目標：搞清Data Block 與 Row Piece的物理結構，理解Oracle 如何儲存行資料

參考文件

P118<>

P260<>

1 Data Block Format

2 Data Block Free Space Management

3 釋放的空間可以被重用的條件

4 Oracle coalesces the free space of a data block only when(Coalesces空間的條件)

5 Row Chaining and Migrating

6 PCTFREE, PCTUSED, and Row Chaining

7 How table data is stored

8 Row Piece Format

9 Rowids of Row Pieces

10 Column Order

11 測試

11.1 正常情況下，只佔了一個row piece

11.2 當columns 個數大於等於256時，出現的分成兩個row pieces的情形.

11.3 測試column 小於 256時單行資料跨塊的情形

12 Notes

1 Data Block Format

The Oracle data block format is similar regardless of whether the data block contains table, index, or clustered data.

Block Header: The header contains general block information. Such as the block address and the type of segment (for example, data or index).

Table Directory: contains information about the table who have rows in this block.

Row Directory: contains information about the actual rows in the block (including address of each row piece in the data area).

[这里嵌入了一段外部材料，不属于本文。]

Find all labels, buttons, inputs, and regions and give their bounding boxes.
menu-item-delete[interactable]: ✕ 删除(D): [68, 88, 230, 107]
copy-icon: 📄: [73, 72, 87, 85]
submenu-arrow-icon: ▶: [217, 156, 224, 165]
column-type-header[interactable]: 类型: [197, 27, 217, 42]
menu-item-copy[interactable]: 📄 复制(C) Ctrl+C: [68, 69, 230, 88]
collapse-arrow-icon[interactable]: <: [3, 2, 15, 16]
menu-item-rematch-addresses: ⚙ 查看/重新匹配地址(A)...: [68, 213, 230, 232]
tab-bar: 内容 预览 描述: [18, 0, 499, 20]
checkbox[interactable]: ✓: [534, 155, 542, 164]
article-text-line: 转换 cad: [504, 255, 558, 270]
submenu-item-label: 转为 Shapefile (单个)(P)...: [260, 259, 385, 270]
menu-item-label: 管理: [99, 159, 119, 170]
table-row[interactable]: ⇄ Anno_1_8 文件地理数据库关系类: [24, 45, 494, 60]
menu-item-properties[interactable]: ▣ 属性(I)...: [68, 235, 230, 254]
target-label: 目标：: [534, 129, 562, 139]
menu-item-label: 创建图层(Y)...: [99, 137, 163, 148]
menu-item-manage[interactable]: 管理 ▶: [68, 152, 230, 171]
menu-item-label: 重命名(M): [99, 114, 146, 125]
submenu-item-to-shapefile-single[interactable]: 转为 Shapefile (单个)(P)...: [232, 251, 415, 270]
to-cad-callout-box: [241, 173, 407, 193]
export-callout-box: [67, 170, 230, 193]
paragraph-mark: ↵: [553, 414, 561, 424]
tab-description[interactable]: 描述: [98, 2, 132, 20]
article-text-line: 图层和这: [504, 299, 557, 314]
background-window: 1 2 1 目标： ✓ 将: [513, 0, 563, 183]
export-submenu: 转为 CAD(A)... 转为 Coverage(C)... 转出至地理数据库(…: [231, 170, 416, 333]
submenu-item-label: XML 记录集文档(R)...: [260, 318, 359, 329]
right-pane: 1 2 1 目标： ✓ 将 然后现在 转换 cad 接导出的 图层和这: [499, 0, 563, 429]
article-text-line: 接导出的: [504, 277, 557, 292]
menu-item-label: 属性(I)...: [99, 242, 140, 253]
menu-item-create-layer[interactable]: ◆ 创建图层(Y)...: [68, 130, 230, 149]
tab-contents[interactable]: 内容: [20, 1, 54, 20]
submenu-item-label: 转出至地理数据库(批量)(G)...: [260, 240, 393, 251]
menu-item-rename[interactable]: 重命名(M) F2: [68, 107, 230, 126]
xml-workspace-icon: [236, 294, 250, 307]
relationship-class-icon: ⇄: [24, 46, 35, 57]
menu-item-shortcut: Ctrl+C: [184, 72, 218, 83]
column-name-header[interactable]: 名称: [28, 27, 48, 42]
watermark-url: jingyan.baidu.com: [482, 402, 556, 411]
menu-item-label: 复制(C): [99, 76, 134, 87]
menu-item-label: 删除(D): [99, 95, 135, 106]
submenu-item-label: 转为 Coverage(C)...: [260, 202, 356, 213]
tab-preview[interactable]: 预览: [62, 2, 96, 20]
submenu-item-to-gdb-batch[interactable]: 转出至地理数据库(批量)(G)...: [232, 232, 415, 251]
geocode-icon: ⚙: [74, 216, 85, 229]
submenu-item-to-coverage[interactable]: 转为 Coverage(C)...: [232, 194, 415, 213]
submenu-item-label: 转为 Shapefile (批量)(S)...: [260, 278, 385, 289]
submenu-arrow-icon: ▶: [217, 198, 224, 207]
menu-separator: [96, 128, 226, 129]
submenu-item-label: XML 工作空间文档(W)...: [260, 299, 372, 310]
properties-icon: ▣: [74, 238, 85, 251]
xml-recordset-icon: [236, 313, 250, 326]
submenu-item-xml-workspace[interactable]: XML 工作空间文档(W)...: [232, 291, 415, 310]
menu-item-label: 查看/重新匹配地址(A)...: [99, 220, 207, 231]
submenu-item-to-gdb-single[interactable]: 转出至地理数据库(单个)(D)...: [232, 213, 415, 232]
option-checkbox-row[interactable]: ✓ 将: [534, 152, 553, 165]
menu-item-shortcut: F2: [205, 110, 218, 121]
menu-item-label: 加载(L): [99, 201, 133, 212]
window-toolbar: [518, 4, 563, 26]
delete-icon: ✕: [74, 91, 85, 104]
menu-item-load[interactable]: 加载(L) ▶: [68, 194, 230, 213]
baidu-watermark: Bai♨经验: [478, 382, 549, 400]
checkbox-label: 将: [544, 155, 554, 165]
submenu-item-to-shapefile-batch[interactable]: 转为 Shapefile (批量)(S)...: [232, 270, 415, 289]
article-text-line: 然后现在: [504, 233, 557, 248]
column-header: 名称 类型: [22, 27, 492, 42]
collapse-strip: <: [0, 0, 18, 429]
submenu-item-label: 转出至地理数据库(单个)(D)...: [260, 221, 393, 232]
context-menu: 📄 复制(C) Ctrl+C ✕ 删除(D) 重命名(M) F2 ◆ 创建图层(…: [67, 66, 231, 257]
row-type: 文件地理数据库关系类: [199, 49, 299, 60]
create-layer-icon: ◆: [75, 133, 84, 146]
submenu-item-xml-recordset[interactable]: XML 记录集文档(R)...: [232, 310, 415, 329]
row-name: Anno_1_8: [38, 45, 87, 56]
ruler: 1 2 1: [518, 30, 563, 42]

Once the space was allocated in the row directory, this space is not reclaim(回收)even the row is deleted. Oracle reuses(重用) the space only when new rows are inserted in the block.

Overhead: The data block header, table directory and row directory are referred to collectively as overhead. Some block overhead is fixed size; the total block overhead size is variable. On average, the fixed and variable portions of data block overhead total 84 to 107 bytes.

Row data: This portion of the data block contains table or index data. Rows can span blocks

Free space: Free space is allocated for insertion of new rows and for updates to rows that require additional space. Whether issued insertions actually occur in a given data block is a function of current free space in that data block and the value of the space management parameter PCTFREE.

In data blocks allocated for the data segment of a table or cluster, or for the index segment of an index, free space can also hold transaction entries. A transaction entry is required in a block for each INSERT, UPDATE, DELETE, and SELECT...FOR UPDATE statement accessing one or more rows in the block. The space required for transaction entries is operating system dependent; however, transaction entries in most operating systems require approximately 23 bytes. (Transaction entries 的固定開銷大約23 bytes in Free Space portion)

2 Data Block Free Space Management

Free space can be managed automatically or manually

Auto: The in-segment free/used space is tracked using bitmaps

Manual: The in-segment free/used space is tracked using free lists.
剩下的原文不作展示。